Alte Zeiten

Irgendwie ist es schon schön, dass sich gewisse Dinge auch über Jahre hinweg nicht ändern. Dass zum Beispiel meine Lieblings-Schwarze-Marmelade immer noch genauso gut schmeckt wie früher, oder dass die Straßenführung oder U-Bahnlinien nicht alle Nase lang geändert werden, was schon recht praktisch ist. Wenn man aber nach bald zwei Jahren zum ersten Mal wieder in den Kreisverband geht und merkt, dass sich das Stammpersonal, dass man früher schon grenzwertig fand, immer noch grenzwertig ist, dann wünscht man sich schon mal was anderes. Wenigstens ist auch meiner Begleiterin sofort aufgefallen, welche Personen nicht zu meinem Freundeskreis gehören und warum nicht. Ich scheine also nicht die Einzige zu sein, die gewisse Verhaltensweisen einfach nicht versteht. Zum Beispiel ein halbstündiges (Okay, ganz solange war es dann doch nicht…) Statement als „Frage“ zu tarnen. Ein Unding, dass sich wohl nie ändern wird.

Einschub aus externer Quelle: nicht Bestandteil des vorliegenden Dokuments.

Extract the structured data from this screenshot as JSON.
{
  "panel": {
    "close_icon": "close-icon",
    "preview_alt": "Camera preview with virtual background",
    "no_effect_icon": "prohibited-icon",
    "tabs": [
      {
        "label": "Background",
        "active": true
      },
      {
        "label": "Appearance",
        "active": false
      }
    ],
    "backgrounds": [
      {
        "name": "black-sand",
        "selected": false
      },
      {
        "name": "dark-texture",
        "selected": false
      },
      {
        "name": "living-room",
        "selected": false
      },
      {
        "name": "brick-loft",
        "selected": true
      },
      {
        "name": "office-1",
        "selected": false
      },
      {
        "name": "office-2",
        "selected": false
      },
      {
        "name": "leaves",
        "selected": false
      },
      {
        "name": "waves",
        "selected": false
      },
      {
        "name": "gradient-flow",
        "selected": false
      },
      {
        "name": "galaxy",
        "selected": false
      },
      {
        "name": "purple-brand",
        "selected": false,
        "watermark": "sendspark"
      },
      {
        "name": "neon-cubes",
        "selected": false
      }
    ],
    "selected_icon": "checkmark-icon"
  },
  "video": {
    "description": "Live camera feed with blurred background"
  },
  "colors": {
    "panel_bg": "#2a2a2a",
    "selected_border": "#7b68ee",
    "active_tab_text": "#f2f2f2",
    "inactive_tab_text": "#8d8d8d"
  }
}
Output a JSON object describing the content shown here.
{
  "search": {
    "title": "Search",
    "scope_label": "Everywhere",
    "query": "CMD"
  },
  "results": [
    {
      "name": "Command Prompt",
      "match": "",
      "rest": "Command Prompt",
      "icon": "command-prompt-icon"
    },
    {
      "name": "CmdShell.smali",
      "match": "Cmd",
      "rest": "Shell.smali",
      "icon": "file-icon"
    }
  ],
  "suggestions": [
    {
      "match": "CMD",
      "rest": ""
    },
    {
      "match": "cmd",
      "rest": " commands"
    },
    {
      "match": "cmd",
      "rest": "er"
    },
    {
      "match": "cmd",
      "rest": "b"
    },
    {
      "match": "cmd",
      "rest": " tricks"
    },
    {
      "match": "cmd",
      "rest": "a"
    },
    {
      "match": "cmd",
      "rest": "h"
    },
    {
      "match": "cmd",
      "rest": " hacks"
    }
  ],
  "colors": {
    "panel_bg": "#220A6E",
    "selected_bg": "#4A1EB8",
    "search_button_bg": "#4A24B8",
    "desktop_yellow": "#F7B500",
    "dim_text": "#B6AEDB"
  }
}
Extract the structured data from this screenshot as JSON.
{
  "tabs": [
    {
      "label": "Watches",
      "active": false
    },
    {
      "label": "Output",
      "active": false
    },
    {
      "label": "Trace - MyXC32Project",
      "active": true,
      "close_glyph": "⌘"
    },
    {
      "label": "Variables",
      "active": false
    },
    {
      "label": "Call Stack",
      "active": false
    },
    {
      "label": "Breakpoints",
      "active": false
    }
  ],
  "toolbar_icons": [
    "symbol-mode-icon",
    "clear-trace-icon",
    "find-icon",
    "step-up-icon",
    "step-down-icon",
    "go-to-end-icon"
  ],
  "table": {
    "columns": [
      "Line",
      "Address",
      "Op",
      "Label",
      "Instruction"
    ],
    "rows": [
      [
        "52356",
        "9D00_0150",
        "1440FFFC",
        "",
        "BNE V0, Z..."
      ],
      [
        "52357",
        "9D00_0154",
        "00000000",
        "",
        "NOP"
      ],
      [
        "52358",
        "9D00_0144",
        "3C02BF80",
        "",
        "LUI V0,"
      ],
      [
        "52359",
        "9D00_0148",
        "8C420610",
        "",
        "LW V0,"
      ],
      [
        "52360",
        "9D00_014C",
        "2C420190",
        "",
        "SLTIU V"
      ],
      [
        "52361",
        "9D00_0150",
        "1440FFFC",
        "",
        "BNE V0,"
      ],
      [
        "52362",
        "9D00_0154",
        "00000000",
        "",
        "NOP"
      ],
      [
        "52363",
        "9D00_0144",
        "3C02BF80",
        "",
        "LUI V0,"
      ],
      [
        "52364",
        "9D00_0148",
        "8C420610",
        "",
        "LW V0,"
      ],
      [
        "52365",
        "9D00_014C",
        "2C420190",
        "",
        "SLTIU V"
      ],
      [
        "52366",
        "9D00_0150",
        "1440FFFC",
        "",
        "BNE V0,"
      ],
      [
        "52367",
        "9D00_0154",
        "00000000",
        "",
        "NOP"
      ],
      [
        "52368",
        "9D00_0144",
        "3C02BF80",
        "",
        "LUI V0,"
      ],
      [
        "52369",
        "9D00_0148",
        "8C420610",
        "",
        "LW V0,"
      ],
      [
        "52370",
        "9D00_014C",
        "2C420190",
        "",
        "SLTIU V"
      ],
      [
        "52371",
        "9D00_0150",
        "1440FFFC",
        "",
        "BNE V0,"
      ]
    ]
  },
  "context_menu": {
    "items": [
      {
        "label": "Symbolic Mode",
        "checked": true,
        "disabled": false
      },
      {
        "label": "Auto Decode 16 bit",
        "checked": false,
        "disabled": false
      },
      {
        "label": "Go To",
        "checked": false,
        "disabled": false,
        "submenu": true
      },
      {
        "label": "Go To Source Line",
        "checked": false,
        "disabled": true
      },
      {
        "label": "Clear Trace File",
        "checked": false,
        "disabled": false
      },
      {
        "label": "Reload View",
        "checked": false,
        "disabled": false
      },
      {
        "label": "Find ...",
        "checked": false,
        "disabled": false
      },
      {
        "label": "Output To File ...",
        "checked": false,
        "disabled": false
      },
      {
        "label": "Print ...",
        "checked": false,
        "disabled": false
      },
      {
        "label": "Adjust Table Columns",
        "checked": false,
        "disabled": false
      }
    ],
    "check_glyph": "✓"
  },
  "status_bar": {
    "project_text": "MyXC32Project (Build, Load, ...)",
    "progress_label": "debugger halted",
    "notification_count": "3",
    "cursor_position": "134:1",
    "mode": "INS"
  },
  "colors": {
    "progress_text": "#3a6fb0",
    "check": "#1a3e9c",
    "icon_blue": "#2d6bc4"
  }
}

Unkritische Selbstbeweihräucherung ist noch so etwas, was ich nicht leiden kann, aber es gibt wohl Leute, die damit gelassener umgehen. Unfundiertes Gelabere mag ich auch nicht. Wenn ich nichts zum Thema zu sagen habe, dann lass ich es auch. Aber so werde ich wohl nie in die große Politik einsteigen. Außerdem habe ich nicht die geringste Lust dazu, ein Pokergesicht aufzusetzen und mich bei gewissen Leuten einzuschleimen. Man kommt bestimmt auch ohne Schleimen weiter, aber ich bin definitiv zu undiplomatisch für die Politik. Wenn ich etwas für Quatsch halte, dann nenne ich es auch Quatsch und mache nicht in amerikanischer Diskussionskultur wo erst mal die Farbgebung der PowerPoint-Präsentation gelobt wird, um dann in verklausulierten Sätzen mitzuteilen, dass die Präsentation abgesehen von der Farbwahl völliger Bockmist war. Wozu soll das gut sein? Das dauert nur ewig, bis man zum Punkt kommt und statt klipp und klar zu sagen, dass und das ist nicht gut und so kann man es besser machen läuft die Diskussion meistens in eine völlig andere Richtung (Farbkombination in pastell wäre dann doch besser, oder so.) und das eigentlich Problem wird nicht angegangen. Vermeidungshaltung? Ausweichstrategie? Drückebergertum? Keine Ahnung, aber für mich ist ein Badezimmer ja auch ein Badezimmer und kein Nass- oder noch schlimmer Wellnessbereich.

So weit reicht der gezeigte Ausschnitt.